Conflict and Health 1/2018

Provision of emergency obstetric care at secondary level in a conflict setting in a rural area of Afghanistan – is the hospital fulfilling its role?

Conflict and Health > Ausgabe 1/2018
Daphne Lagrou, Rony Zachariah, Karen Bissell, Catherine Van Overloop, Masood Nasim, Hamsaya Nikyar Wagma, Shafiqa Kakar, Séverine Caluwaerts, Eva De Plecker, Renzo Fricke, Rafael Van den Bergh



Provision of Emergency Obstetric and Neonatal Care (EmONC) reduces maternal mortality and should include three components: Basic Emergency Obstetric and Neonatal Care (BEmONC) offered at primary care level, Comprehensive EmONC (CEmONC) at secondary level and a good referral system in-between.

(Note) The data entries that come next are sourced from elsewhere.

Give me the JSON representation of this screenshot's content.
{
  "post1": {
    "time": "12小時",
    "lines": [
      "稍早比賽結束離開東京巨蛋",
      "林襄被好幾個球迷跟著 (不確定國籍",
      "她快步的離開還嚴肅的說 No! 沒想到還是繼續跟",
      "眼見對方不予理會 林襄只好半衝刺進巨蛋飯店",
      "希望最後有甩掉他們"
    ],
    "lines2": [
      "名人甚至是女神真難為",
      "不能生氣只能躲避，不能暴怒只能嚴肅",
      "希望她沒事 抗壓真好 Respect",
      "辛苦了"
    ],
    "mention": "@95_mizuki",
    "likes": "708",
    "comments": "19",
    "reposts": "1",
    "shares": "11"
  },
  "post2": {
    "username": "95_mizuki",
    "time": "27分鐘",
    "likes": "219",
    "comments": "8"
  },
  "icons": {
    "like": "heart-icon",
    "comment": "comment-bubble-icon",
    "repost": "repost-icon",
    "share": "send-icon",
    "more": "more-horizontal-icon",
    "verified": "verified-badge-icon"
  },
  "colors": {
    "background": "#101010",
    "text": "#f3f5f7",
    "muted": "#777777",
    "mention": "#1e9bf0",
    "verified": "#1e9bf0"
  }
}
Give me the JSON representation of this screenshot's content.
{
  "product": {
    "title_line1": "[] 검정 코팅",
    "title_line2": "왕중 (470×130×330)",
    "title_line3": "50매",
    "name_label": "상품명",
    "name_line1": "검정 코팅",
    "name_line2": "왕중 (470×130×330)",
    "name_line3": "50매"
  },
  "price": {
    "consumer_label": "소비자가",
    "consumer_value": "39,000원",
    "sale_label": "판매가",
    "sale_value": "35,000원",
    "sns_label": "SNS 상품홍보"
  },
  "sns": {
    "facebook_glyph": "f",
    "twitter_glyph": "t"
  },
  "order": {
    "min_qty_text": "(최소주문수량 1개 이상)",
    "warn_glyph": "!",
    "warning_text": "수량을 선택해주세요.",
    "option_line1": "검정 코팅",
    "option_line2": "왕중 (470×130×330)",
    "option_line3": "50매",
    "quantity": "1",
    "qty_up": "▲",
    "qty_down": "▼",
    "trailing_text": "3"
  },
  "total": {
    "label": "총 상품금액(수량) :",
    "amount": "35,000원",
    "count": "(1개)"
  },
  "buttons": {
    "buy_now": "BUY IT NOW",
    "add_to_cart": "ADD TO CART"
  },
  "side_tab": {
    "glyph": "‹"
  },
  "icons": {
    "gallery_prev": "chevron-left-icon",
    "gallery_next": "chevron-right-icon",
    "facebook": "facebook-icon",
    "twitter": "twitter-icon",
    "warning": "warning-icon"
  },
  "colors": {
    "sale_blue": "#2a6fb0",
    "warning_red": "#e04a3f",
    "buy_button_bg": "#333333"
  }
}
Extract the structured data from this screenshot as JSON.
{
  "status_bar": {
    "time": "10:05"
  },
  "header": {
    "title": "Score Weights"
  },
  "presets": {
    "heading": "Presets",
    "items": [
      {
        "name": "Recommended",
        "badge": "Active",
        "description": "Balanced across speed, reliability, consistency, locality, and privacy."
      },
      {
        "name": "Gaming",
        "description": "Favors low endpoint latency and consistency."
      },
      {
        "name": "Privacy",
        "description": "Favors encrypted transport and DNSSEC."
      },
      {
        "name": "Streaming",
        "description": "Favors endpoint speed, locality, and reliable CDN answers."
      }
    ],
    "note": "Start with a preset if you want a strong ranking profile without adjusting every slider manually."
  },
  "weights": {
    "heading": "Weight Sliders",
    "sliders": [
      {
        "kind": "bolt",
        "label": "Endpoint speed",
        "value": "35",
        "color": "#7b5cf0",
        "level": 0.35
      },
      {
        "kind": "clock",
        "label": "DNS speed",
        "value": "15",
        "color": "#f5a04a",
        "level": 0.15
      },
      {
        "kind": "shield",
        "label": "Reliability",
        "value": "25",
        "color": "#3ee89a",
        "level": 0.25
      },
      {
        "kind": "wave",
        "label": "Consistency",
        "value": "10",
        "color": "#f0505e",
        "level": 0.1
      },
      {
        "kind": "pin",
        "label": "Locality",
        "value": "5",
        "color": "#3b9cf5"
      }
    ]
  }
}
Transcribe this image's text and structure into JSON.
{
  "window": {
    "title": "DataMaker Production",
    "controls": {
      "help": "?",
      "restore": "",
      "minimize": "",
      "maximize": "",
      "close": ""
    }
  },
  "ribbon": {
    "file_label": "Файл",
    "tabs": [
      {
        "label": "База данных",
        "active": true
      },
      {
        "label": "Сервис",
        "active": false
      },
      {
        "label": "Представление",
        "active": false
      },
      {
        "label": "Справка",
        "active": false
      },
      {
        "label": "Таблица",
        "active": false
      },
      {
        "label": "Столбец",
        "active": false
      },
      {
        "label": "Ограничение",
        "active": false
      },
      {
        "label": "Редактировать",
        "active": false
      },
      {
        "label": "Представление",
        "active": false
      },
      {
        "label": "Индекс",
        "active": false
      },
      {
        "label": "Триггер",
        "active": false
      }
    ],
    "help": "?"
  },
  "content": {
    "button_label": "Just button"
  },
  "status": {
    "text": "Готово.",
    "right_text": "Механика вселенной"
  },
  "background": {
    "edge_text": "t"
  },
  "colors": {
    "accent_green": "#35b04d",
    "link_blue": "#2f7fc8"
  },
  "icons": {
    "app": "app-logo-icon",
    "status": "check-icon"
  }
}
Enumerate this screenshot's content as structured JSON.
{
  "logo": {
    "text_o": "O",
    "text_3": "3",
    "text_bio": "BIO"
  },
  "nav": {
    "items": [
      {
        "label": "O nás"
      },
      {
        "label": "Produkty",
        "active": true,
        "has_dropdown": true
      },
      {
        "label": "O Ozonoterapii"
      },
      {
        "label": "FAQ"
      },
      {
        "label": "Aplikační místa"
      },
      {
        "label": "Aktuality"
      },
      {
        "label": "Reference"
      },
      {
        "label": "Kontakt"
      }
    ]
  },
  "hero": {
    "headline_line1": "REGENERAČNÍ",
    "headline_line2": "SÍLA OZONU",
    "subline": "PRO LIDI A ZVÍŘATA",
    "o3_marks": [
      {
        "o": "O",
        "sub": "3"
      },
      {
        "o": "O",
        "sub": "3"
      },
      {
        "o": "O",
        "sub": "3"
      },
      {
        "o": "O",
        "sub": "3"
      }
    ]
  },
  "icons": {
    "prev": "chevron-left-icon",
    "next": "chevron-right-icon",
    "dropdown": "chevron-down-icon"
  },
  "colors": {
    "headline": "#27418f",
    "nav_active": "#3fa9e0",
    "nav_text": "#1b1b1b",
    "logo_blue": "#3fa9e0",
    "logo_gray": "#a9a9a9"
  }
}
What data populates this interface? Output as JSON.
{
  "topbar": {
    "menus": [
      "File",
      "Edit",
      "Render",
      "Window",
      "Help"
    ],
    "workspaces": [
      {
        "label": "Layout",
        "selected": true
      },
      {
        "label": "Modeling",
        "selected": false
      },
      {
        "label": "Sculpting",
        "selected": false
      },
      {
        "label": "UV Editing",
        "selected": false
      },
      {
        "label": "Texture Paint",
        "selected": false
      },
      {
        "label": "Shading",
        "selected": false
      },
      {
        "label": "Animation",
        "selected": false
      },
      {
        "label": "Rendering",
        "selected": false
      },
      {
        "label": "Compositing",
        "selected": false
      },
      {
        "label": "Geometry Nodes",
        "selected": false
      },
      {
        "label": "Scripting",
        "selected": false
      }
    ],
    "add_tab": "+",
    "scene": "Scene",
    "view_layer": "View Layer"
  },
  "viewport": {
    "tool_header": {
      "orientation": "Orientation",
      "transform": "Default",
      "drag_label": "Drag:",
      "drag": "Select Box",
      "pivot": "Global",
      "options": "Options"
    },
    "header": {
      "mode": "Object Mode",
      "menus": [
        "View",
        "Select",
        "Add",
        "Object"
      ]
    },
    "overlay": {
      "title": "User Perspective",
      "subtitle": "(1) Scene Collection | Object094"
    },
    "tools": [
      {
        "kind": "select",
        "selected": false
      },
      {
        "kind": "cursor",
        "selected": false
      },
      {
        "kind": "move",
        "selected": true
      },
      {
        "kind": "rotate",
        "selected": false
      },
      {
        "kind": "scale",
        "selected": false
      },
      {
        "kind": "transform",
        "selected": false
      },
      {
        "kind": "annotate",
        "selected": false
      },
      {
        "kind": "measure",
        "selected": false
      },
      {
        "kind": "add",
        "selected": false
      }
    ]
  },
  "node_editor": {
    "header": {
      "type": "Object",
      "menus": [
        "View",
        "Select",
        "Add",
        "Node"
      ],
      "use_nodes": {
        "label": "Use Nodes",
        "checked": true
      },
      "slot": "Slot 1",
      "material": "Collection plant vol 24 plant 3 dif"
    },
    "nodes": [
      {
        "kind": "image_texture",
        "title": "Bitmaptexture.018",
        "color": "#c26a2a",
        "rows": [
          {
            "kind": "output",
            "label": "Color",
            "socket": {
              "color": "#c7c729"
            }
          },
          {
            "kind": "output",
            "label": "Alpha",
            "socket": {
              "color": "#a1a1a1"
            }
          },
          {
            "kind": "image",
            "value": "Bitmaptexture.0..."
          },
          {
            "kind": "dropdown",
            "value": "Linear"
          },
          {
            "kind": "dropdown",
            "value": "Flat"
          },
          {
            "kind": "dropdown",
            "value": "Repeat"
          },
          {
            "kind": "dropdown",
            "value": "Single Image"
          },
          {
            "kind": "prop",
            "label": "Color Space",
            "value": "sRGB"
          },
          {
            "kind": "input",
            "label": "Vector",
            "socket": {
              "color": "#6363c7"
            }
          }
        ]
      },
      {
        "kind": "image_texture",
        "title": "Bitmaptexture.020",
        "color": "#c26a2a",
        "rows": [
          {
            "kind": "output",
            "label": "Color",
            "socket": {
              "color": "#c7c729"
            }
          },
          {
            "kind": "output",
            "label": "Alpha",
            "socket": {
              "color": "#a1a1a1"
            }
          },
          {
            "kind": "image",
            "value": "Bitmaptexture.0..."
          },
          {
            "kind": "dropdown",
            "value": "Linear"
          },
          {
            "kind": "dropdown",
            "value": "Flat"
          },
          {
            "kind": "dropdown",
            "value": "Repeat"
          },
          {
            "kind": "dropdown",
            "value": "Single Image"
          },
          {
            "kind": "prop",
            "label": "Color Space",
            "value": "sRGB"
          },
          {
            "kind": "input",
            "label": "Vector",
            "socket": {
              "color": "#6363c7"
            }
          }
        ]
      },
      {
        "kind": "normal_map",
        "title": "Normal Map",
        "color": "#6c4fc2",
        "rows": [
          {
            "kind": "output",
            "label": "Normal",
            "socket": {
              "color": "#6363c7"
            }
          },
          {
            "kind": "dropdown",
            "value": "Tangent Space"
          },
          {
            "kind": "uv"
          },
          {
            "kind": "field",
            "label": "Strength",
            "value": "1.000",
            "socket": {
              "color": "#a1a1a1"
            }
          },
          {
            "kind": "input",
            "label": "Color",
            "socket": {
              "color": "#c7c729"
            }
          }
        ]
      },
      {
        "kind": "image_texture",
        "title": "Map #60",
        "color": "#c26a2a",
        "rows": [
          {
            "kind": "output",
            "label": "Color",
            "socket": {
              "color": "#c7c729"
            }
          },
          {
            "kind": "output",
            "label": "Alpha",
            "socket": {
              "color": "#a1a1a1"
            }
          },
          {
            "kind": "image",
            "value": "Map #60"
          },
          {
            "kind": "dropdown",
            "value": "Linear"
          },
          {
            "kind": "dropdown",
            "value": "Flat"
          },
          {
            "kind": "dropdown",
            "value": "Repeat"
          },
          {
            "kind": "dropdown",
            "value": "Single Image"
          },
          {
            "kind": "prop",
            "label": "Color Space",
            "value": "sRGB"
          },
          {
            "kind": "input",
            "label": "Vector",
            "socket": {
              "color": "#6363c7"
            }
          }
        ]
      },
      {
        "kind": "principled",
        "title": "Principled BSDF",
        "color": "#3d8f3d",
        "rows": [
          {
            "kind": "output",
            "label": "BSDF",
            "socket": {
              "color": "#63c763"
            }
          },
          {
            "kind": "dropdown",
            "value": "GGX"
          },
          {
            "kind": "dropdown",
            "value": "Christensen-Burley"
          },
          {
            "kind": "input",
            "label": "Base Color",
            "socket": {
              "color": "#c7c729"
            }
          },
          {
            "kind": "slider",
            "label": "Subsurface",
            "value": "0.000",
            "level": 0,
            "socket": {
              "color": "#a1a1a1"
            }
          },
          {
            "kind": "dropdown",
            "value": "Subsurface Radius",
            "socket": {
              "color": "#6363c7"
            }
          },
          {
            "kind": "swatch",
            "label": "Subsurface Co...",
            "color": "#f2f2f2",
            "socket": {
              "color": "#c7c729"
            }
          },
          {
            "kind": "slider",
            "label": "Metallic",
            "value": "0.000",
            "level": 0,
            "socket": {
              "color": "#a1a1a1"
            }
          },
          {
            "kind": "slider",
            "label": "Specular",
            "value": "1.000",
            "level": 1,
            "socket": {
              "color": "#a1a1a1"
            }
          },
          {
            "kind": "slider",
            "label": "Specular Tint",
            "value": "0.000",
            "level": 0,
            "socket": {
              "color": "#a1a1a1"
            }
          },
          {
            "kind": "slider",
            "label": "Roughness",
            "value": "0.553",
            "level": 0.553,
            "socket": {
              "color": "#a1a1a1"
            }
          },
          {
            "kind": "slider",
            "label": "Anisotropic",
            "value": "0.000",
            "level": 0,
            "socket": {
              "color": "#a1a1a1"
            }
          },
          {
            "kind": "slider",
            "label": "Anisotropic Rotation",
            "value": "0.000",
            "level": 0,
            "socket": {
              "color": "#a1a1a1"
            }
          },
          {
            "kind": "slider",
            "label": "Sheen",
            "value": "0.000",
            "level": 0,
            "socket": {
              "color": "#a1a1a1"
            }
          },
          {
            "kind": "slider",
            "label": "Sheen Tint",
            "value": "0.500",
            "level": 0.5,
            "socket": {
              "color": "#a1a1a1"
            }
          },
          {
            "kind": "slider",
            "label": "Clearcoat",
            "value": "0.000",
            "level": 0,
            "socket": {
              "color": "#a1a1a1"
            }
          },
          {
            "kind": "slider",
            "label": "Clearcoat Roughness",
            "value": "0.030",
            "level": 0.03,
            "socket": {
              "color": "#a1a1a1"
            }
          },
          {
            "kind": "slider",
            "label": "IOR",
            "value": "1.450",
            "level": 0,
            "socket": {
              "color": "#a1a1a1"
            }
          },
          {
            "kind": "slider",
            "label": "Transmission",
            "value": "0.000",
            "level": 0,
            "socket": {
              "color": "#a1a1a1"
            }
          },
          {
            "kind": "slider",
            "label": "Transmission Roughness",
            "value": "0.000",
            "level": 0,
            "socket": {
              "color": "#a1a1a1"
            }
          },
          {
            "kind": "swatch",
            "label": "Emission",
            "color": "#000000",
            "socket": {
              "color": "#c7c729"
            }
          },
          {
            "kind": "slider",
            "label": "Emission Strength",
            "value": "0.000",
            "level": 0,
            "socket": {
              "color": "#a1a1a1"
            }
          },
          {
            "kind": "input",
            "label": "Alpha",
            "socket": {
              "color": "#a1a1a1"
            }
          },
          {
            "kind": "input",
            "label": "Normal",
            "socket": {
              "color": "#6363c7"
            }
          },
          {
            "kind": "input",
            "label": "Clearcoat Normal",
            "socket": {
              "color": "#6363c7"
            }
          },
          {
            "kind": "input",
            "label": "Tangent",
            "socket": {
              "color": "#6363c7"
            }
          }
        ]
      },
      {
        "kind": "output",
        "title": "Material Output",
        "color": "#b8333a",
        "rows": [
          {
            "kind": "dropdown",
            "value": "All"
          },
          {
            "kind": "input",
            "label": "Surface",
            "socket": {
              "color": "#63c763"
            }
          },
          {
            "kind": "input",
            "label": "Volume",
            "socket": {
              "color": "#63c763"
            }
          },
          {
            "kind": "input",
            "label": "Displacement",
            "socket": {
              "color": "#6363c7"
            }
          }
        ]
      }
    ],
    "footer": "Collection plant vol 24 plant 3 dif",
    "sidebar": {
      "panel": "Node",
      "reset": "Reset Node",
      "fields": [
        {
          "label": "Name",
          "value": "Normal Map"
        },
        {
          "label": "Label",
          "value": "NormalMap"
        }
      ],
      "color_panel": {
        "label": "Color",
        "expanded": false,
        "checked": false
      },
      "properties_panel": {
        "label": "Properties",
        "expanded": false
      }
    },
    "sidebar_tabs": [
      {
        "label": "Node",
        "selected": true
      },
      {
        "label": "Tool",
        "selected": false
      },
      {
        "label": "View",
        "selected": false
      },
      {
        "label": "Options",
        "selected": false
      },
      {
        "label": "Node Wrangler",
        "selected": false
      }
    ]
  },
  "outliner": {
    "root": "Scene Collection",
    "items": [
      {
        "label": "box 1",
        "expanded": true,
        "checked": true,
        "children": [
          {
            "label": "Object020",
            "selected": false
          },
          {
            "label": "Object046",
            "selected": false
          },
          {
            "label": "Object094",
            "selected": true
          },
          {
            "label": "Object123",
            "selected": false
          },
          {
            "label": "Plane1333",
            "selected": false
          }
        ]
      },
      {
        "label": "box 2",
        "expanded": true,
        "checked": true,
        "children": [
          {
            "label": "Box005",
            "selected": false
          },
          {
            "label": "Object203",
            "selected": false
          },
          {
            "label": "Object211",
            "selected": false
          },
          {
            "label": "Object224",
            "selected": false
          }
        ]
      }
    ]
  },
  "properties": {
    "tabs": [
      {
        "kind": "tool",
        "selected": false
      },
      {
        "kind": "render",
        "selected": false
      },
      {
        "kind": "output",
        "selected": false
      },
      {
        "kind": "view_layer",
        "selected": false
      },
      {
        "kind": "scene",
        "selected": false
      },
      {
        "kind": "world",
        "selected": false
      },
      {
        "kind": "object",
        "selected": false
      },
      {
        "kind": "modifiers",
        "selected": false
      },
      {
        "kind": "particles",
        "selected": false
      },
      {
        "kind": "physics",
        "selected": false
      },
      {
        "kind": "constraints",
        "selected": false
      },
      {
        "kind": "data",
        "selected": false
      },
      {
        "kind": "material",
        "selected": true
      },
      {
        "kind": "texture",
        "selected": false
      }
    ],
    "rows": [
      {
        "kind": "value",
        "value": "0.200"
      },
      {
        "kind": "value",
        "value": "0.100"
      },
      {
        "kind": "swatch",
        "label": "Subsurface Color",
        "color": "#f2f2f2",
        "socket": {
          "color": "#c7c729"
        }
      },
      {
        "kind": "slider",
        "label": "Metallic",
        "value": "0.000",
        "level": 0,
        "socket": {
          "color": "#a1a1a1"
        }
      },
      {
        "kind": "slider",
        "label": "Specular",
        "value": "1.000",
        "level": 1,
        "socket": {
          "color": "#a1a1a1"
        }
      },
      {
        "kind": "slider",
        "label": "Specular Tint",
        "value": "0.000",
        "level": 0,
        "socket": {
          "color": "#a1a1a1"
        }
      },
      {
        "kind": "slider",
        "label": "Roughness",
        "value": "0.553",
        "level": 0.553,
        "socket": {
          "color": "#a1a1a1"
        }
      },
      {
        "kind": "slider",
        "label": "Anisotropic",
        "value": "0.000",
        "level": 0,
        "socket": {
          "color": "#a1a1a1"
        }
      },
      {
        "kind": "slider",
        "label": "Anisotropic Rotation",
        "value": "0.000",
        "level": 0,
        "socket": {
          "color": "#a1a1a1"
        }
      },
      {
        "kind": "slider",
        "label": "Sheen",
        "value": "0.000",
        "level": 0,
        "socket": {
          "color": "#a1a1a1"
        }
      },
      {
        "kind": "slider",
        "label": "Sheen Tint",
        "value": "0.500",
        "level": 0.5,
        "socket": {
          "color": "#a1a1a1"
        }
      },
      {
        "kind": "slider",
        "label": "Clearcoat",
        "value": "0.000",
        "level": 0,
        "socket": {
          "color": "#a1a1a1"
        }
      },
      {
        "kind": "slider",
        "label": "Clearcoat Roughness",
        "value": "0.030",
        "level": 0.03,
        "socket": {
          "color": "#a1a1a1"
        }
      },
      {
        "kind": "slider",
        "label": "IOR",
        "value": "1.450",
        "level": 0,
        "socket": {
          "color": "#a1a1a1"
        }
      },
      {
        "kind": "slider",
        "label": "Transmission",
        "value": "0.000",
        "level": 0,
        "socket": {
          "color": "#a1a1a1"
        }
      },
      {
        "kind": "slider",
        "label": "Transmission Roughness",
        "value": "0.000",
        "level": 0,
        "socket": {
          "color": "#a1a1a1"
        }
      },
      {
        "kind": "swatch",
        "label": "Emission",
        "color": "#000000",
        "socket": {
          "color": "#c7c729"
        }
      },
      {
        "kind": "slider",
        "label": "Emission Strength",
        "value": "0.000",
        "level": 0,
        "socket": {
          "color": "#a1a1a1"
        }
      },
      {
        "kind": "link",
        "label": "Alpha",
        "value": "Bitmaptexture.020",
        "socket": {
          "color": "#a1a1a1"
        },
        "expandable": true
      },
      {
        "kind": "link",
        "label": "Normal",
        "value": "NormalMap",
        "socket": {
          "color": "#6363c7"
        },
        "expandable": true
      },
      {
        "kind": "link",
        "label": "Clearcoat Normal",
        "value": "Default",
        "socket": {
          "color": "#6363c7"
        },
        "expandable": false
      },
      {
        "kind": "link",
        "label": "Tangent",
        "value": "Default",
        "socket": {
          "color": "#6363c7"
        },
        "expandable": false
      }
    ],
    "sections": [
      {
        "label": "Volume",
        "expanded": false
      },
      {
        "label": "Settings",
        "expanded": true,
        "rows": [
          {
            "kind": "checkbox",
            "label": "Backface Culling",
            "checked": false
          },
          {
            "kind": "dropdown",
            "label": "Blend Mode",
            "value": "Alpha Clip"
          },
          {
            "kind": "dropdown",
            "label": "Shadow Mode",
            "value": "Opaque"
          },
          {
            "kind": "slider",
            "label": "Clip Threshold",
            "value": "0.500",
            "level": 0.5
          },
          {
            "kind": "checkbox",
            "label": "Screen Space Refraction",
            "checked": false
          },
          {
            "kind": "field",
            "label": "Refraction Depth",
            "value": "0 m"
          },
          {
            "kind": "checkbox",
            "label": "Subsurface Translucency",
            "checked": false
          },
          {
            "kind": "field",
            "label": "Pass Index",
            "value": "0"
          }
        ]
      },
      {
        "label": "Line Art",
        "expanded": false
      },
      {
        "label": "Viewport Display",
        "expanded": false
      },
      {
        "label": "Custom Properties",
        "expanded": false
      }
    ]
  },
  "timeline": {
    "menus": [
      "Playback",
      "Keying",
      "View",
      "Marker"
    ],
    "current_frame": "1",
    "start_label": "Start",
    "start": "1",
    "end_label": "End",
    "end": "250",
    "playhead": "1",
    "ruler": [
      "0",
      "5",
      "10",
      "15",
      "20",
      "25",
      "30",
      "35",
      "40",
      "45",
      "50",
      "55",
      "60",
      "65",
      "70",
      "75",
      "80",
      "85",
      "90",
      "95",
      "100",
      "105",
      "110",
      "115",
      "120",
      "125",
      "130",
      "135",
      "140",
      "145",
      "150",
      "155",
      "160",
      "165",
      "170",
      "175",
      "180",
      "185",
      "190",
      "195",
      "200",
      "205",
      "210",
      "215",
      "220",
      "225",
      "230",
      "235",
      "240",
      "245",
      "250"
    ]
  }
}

In a conflict-affected province of Afghanistan (Khost), we assessed the performance of an Médecins Sans Frontières (MSF) run CEmONC hospital without a primary care and referral system. Performance was assessed in terms of hospital utilisation for obstetric emergencies and quality of obstetric care.


A cross-sectional study using routine programme data (2013–2014).


Of 29,876 admissions, 99% were self-referred, 0.4% referred by traditional birth attendants and 0.3% by health facilities. Geographic origins involved clustering around the hospital vicinity and the provincial road axis. While there was a steady increase in hospital caseload, the number and proportion of women with Direct Obstetric Complications (DOC) progressively dropped from 21% to 8% over 2 years. Admissions for normal deliveries continuously increased. In-hospital maternal deaths were 0.03%, neonatal deaths 1% and DOC case-fatality rate 0.2% (all within acceptable limits).


Despite a high and ever increasing caseload, good quality Comprehensive EmONC could be offered in a conflict-affected setting in rural Afghanistan. However, the primary emergency role of the hospital is challenged by diversion of resources to normal deliveries that should happen at primary level. Strengthening Basic EmONC facilities and establishing an efficient referral system are essential to improve access for emergency cases and increase the potential impact on maternal mortality.